Isso não podia acontecer.

Minha mãe me ensinou o valor das pequenas coisas e das pessoas em nossas vidas. Reclamamos muito pelo que não temos e não olhamos para o que temos, tornando nossas vidas dramáticas e tristes. Reclamamos de quem se foi, e não agradecemos por quem ficou; reclamamos da falta de novidades, e desprezamos o fato de que cada dia já é algo novo; dizemos que não temos, mas quando temos não ligamos de verdade... Por isso, eu não me lamentava por não ter nada com a Ingrid. Mas era grato pelo simples fato de poder ver o seu sorriso todos os dias.

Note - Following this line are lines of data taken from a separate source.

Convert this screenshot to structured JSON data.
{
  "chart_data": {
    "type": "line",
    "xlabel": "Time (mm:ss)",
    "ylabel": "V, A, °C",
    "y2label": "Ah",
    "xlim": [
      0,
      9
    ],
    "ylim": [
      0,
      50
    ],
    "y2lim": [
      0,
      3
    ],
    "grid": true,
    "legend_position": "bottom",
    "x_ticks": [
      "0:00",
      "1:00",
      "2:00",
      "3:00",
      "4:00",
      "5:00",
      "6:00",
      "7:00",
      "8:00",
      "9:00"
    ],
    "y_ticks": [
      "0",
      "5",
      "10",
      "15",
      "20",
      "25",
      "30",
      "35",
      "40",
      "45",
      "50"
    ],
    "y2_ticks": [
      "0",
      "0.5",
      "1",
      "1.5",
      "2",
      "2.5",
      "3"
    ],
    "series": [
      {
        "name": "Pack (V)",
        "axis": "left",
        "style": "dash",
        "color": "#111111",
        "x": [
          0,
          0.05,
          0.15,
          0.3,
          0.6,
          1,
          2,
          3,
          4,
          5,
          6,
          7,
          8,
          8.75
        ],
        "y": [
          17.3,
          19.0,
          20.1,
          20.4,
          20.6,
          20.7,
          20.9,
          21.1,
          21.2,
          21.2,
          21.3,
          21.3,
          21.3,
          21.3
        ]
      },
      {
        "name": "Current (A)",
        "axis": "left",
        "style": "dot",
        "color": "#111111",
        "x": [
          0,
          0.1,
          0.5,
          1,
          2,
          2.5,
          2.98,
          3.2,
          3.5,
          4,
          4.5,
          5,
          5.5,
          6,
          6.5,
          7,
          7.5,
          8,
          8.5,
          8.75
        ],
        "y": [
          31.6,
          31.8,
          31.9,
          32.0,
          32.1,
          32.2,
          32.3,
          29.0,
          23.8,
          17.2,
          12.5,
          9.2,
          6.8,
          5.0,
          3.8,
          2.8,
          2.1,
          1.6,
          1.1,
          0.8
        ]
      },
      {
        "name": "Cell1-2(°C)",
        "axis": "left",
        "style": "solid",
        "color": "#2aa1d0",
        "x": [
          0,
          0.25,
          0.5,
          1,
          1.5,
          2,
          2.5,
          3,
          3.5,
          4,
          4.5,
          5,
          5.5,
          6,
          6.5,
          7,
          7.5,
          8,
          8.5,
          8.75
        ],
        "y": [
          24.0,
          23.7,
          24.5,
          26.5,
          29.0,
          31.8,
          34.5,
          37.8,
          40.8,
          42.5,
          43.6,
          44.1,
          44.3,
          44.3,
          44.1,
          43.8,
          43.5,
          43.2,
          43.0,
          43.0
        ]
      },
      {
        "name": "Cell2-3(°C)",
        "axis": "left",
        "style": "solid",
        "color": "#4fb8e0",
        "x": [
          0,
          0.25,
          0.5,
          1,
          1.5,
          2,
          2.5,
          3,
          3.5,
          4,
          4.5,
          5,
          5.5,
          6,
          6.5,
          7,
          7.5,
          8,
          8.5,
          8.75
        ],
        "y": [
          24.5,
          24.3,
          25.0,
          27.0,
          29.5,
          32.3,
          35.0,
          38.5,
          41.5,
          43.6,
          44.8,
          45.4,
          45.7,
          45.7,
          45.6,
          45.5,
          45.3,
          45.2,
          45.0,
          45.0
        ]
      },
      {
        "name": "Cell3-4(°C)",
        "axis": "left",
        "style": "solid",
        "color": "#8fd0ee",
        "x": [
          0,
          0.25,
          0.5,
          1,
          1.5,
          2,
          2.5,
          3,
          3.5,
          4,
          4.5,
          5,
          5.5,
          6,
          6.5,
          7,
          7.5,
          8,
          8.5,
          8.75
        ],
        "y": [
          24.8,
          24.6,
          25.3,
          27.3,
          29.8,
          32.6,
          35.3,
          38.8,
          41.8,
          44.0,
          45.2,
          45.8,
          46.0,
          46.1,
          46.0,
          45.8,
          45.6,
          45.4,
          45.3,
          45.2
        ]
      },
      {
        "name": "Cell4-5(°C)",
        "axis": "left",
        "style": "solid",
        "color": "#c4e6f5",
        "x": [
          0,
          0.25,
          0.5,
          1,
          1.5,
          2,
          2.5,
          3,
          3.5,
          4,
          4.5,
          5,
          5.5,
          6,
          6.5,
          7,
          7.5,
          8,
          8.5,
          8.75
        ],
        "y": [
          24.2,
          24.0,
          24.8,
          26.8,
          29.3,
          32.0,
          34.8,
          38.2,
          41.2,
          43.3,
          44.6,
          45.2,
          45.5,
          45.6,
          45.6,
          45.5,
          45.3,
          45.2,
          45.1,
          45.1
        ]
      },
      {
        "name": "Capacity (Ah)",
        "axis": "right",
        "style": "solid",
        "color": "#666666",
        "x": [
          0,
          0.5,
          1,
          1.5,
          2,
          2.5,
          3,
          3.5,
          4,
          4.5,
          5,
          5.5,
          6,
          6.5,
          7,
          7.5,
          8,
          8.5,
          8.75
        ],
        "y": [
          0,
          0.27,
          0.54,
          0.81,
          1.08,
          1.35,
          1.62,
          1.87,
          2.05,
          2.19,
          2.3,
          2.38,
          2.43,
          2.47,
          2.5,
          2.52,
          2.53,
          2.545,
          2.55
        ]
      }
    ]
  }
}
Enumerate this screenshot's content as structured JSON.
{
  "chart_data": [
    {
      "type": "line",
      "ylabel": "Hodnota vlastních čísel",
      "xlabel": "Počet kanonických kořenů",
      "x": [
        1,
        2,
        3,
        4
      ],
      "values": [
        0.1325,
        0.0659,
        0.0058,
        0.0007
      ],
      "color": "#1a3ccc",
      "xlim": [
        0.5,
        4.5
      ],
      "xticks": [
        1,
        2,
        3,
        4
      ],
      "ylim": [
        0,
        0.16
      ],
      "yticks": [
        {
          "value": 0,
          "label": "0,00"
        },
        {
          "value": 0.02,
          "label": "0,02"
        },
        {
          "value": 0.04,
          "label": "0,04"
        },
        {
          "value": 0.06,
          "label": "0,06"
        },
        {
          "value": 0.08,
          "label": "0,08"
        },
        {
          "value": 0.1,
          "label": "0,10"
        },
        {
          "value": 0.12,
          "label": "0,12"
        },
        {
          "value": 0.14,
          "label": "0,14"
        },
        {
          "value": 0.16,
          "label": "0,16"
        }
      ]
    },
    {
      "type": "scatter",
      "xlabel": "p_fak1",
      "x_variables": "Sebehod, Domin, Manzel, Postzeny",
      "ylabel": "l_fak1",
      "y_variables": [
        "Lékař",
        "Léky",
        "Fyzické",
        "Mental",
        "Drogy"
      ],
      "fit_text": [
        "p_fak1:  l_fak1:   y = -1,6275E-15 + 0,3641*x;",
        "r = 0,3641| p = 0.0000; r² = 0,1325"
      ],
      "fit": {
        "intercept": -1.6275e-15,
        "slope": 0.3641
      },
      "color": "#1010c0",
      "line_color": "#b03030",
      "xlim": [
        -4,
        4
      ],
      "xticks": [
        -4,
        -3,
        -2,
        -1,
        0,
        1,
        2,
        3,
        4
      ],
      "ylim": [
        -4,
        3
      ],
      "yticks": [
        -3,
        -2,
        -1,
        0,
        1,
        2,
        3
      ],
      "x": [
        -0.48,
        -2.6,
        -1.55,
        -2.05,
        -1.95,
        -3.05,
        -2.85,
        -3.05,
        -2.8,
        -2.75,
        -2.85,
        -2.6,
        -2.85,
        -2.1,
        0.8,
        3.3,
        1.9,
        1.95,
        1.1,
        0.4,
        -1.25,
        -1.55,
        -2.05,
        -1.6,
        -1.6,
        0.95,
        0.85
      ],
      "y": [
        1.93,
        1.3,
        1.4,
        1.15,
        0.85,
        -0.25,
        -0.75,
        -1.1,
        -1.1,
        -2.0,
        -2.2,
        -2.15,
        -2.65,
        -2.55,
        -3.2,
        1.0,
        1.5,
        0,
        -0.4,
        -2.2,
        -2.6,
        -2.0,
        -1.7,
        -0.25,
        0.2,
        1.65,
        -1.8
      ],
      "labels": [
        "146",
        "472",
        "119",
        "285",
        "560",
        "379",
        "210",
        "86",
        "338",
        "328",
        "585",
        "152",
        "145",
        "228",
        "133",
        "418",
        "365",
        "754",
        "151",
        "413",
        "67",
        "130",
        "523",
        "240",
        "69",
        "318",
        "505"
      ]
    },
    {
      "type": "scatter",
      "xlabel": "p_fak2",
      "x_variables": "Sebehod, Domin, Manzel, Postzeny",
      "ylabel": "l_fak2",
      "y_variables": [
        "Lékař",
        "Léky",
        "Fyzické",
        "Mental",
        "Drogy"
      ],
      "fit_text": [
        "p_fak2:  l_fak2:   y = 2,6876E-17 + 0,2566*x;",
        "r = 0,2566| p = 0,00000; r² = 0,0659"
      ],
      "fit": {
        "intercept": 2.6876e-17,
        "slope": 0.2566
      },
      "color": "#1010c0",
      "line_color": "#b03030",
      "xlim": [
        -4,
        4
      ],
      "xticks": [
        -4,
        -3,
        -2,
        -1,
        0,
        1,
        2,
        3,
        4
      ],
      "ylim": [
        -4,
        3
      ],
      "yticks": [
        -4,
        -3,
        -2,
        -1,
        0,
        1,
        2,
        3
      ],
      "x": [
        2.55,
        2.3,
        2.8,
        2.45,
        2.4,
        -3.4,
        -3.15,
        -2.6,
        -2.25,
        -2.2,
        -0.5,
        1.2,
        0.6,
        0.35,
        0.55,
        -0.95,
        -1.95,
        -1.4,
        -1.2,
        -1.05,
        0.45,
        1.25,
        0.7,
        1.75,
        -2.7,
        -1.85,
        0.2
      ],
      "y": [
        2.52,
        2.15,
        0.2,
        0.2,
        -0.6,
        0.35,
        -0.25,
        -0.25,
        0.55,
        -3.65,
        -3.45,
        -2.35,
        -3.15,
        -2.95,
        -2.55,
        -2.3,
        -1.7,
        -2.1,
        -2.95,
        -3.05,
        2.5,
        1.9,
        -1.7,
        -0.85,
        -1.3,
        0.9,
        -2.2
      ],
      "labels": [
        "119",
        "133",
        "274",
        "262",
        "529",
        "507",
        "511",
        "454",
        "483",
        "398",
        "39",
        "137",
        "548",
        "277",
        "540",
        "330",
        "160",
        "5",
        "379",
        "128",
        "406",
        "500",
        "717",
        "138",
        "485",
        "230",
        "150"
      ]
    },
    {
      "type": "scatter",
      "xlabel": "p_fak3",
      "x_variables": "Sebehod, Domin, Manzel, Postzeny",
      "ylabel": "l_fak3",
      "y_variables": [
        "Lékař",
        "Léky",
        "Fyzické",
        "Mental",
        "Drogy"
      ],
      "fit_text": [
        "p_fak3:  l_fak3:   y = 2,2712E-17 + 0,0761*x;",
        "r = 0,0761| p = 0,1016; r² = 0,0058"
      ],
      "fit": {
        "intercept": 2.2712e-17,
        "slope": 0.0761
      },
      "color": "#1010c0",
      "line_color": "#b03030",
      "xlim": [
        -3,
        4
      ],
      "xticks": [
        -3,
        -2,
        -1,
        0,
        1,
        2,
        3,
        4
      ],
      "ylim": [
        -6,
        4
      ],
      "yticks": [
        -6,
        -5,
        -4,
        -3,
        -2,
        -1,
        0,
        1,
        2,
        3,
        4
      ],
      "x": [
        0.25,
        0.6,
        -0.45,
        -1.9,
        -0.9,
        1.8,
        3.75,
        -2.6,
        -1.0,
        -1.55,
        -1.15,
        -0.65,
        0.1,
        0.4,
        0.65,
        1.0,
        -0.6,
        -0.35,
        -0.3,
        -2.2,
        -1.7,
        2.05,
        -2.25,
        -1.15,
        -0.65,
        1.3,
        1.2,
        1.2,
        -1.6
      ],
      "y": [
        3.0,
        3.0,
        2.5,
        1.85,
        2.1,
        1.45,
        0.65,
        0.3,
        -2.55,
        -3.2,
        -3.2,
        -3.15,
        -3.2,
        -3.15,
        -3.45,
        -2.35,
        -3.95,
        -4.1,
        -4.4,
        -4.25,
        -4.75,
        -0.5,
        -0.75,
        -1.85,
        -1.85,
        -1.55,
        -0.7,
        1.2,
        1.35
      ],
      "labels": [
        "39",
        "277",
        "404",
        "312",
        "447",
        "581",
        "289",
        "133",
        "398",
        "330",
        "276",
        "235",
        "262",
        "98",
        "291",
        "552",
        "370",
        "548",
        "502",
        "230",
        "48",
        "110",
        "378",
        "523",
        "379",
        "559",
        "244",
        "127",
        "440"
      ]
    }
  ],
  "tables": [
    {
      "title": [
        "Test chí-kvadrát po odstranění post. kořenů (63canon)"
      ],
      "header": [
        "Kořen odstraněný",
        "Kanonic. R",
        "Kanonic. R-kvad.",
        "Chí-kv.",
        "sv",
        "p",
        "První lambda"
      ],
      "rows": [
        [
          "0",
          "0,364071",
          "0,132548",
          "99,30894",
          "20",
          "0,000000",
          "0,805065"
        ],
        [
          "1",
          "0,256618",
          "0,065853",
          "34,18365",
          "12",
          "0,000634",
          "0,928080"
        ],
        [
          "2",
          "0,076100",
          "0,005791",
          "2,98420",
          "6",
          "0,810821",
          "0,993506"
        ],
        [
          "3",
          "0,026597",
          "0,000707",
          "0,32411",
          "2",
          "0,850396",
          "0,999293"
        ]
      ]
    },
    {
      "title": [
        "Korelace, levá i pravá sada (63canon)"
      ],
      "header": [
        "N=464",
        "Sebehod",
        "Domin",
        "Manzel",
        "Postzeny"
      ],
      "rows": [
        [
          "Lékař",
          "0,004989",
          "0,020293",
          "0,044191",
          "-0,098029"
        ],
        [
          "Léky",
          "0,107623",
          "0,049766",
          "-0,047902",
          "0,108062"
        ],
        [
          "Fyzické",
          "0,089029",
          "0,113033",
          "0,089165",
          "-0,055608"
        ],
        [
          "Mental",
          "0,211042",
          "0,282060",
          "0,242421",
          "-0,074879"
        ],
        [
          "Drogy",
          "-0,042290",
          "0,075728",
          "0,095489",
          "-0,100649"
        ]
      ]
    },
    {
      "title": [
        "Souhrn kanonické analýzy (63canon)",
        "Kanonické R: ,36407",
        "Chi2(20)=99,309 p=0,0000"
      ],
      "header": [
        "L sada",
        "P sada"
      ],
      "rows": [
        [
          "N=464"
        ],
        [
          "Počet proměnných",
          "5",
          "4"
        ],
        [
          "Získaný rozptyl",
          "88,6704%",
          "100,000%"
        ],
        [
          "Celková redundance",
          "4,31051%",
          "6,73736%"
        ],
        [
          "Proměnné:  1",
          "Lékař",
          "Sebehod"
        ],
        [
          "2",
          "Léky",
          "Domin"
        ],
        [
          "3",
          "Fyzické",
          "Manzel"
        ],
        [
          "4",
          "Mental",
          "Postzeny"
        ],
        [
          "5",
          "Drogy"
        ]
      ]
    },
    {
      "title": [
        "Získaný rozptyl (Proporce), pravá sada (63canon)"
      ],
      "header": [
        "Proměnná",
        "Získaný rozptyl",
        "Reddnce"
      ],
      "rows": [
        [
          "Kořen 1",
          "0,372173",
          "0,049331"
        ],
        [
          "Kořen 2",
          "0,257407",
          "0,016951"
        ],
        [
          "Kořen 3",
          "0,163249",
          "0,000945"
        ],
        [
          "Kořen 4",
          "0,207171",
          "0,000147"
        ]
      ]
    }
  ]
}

Se tivesse que acontecer algo, aconteceria.

Saímos do chalé para almoçar fora e passear um pouco. Tentei não me mostrar estranho, mas por dentro estava nervoso com a possibilidade dela estar pensando na conversa do dia anterior. Mas ela parecia normal. Talvez eu estivesse muito paranóico... nem sei o que estava pensando quando disse aquilo. Olhei o momento e imaginei toda uma cena romântica na minha cabeça. Daí resolvi falar... e acabei estragando tudo. Eu mesmo estraguei tudo. Deveria ter deixado ela pelo menos terminar de falar.

Uma dúvida ficava indo e voltando toda hora: o que ela teria falado se eu não tivesse interrompido? O medo falou mais alto que a esperança, assumo.

- Quero uma macarronada! - Ingrid falou ao ver o cardápio. Havíamos parado em um restaurante italiano excelente. - Soube que a macarronada daqui é algo de outro mundo.

- Vou querer também. - Falei ao garçom e ele se retirou. - Finalmente pudemos sair, não é? - Sorri para ela.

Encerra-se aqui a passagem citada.